Gli scontri a Torino

Poliziotto padovano aggredito e pestato a Torino, è stato dimesso dall’ospedale

In questo contesto di estrema violenza, nei pressi del Campus Einaudi, il ventinovenne Alessandro Calista, di origini abruzzesi ma in servizio presso il reparto mobile di Padova, è rimasto isolato dal cordone di sicurezza. Il giovane poliziotto è stato accerchiato da una decina di manifestanti e colpito ripetutamente con calci, pugni e martellate mentre si trovava a terra, privo di casco e scudo.

 

Dopo il violento pestaggio, il ventinovenne è stato trasferito d’urgenza nell’ospedale torinese. I medici hanno riscontrato lesioni alle costole, al bacino e un trauma cranico non commotivo. Nella stessa struttura sanitaria è stato ricoverato anche il collega, Francesco Roselli, intervenuto per proteggere il compagno ferito con il proprio scudo durante il lancio di oggetti.

Il collega cerca di proteggerlo

Nel pomeriggio di domenica, entrambi i poliziotti sono stati dimessi. Per il ventinovenne aggredito la prognosi è di 20 giorni, mentre per il soccorritore, che ha riportato traumi che hanno necessitato l’uso di un collare cervicale, la prognosi fissata dai sanitari è di 30 giorni. Prima di lasciare la struttura, i due hanno ricevuto un ringraziamento ufficiale per il servizio prestato.

I poliziotti dimessi

La visita del Presidente Meloni: “È tentato omicidio”

Nella mattinata di domenica primo febbraio, il Presidente del Consiglio Giorgia Meloni si è recata presso l’ospedale Le Molinette per incontrare i due agenti feriti.

Durante il colloquio, durato circa dieci minuti, la premier ha espresso solidarietà a nome delle istituzioni, definendo gli autori delle violenze come “criminali organizzati” e l’aggressione un “tentato omicidio”. Secondo quanto riferito dalla Presidenza, durante gli scontri sarebbero stati impiegati martelli, molotov, pietre lanciate con catapulte e dispositivi jammer per neutralizzare le comunicazioni della polizia.

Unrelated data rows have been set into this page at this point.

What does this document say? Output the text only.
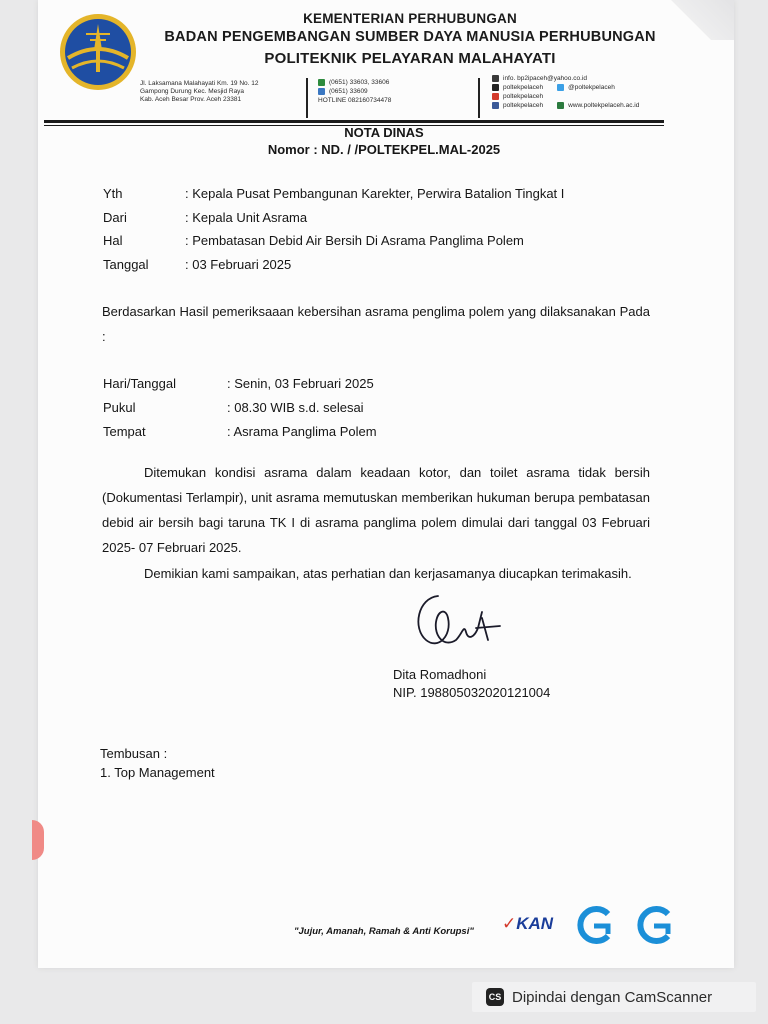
KEMENTERIAN PERHUBUNGAN
BADAN PENGEMBANGAN SUMBER DAYA MANUSIA PERHUBUNGAN
POLITEKNIK PELAYARAN MALAHAYATI
Jl. Laksamana Malahayati Km. 19 No. 12
Gampong Durung Kec. Mesjid Raya
Kab. Aceh Besar Prov. Aceh 23381
(0651) 33603, 33606
(0651) 33609
HOTLINE 082160734478
info. bp2ipaceh@yahoo.co.id
poltekpelaceh	@poltekpelaceh
poltekpelaceh
poltekpelaceh	www.poltekpelaceh.ac.id
NOTA DINAS
Nomor : ND. / /POLTEKPEL.MAL-2025
Yth	: Kepala Pusat Pembangunan Karekter, Perwira Batalion Tingkat I
Dari	: Kepala Unit Asrama
Hal	: Pembatasan Debid Air Bersih Di Asrama Panglima Polem
Tanggal	: 03 Februari 2025
Berdasarkan Hasil pemeriksaaan kebersihan asrama penglima polem yang dilaksanakan Pada :
Hari/Tanggal	: Senin, 03 Februari 2025
Pukul	: 08.30 WIB s.d. selesai
Tempat	: Asrama Panglima Polem
Ditemukan kondisi asrama dalam keadaan kotor, dan toilet asrama tidak bersih (Dokumentasi Terlampir), unit asrama memutuskan memberikan hukuman berupa pembatasan debid air bersih bagi taruna TK I di asrama panglima polem dimulai dari tanggal 03 Februari 2025- 07 Februari 2025.
Demikian kami sampaikan, atas perhatian dan kerjasamanya diucapkan terimakasih.
Dita Romadhoni
NIP. 198805032020121004
Tembusan :
1. Top Management
"Jujur, Amanah, Ramah & Anti Korupsi" ✓KAN
CS Dipindai dengan CamScanner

La visita del Presidente Meloni

Il vertice dell’esecutivo ha sollecitato l’intervento della magistratura affinché gli episodi vengano valutati con rigore e senza esitazioni. È stata inoltre annunciata la convocazione di una riunione governativa per analizzare le minacce all’ordine pubblico e valutare l’applicazione delle norme del decreto sicurezza, al fine di garantire la tutela del personale impegnato in operazioni di piazza.

Tre arresti e 24 denunce

L’aggressione col martello

Il bilancio complessivo dei disordini gestito da Azienda Zero e dal 118 conta 103 persone che hanno fatto ricorso a cure mediche. Tra questi figurano 29 esponenti delle forze dell’ordine e diversi operatori dell’informazione, inclusa una troupe televisiva nazionale. Secondo i dati sindacali, circa venti agenti appartenenti al reparto mobile di Padova hanno necessitato di assistenza sanitaria.

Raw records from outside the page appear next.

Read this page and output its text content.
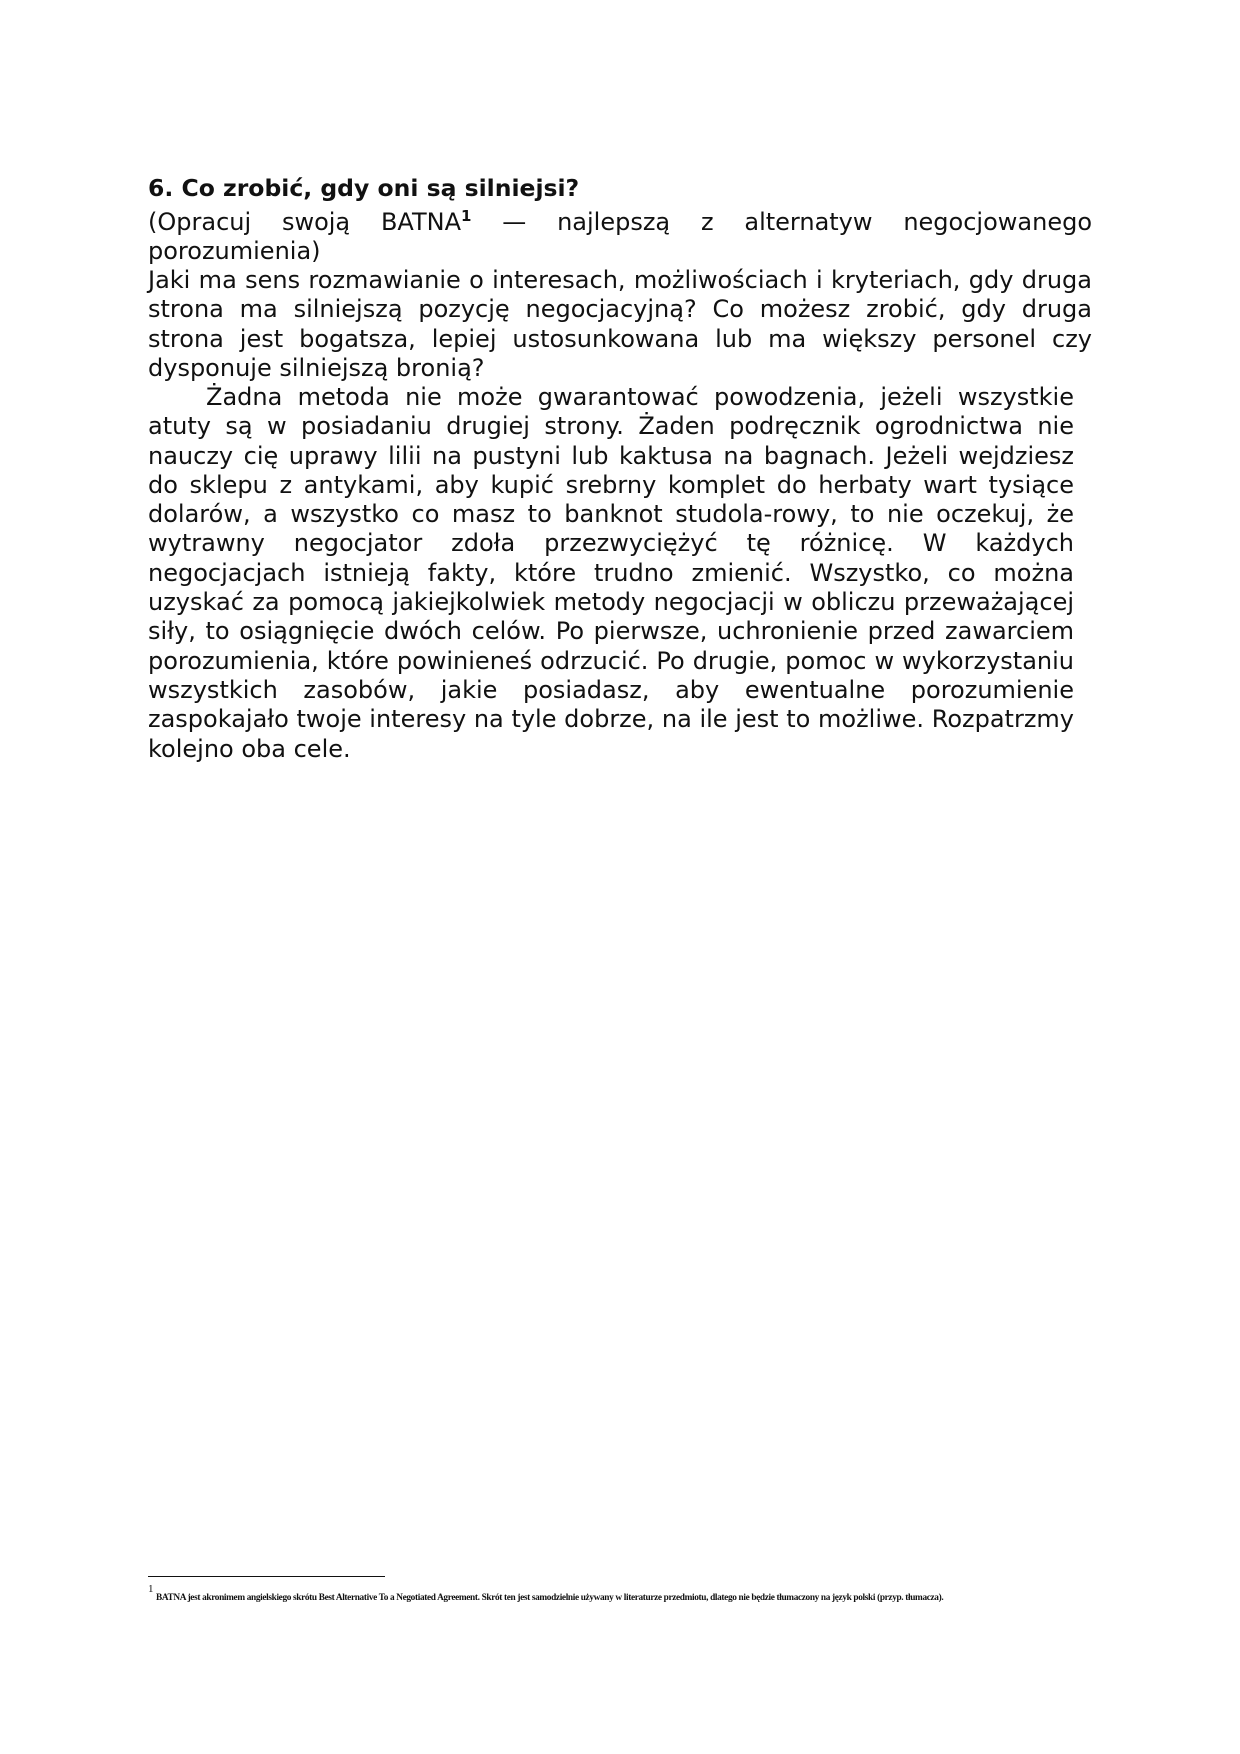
6. Co zrobić, gdy oni są silniejsi?

(Opracuj swoją BATNA$^1$ — najlepszą z alternatyw negocjowanego porozumienia)

Jaki ma sens rozmawianie o interesach, możliwościach i kryteriach, gdy druga strona ma silniejszą pozycję negocjacyjną? Co możesz zrobić, gdy druga strona jest bogatsza, lepiej ustosunkowana lub ma większy personel czy dysponuje silniejszą bronią?

Żadna metoda nie może gwarantować powodzenia, jeżeli wszystkie atuty są w posiadaniu drugiej strony. Żaden podręcznik ogrodnictwa nie nauczy cię uprawy lilii na pustyni lub kaktusa na bagnach. Jeżeli wejdziesz do sklepu z antykami, aby kupić srebrny komplet do herbaty wart tysiące dolarów, a wszystko co masz to banknot studola-rowy, to nie oczekuj, że wytrawny negocjator zdoła przezwyciężyć tę różnicę. W każdych negocjacjach istnieją fakty, które trudno zmienić. Wszystko, co można uzyskać za pomocą jakiejkolwiek metody negocjacji w obliczu przeważającej siły, to osiągnięcie dwóch celów. Po pierwsze, uchronienie przed zawarciem porozumienia, które powinieneś odrzucić. Po drugie, pomoc w wykorzystaniu wszystkich zasobów, jakie posiadasz, aby ewentualne porozumienie zaspokajało twoje interesy na tyle dobrze, na ile jest to możliwe. Rozpatrzmy kolejno oba cele.

1

BATNA jest akronimem angielskiego skrótu Best Alternative To a Negotiated Agreement. Skrót ten jest samodzielnie używany w literaturze przedmiotu, dlatego nie będzie tłumaczony na język polski (przyp. tłumacza).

Sul fronte investigativo, la Digos ha già individuato e arrestato in flagranza differita un ventiduenne originario della provincia di Grosseto, ritenuto uno dei presunti responsabili del pestaggio ai danni del poliziotto a terra. Altri due trentenni sono stati arrestati per resistenza e violenza a pubblico ufficiale, mentre la questura ha proceduto a denunciare a piede libero altre 24 persone coinvolte nei tafferugli.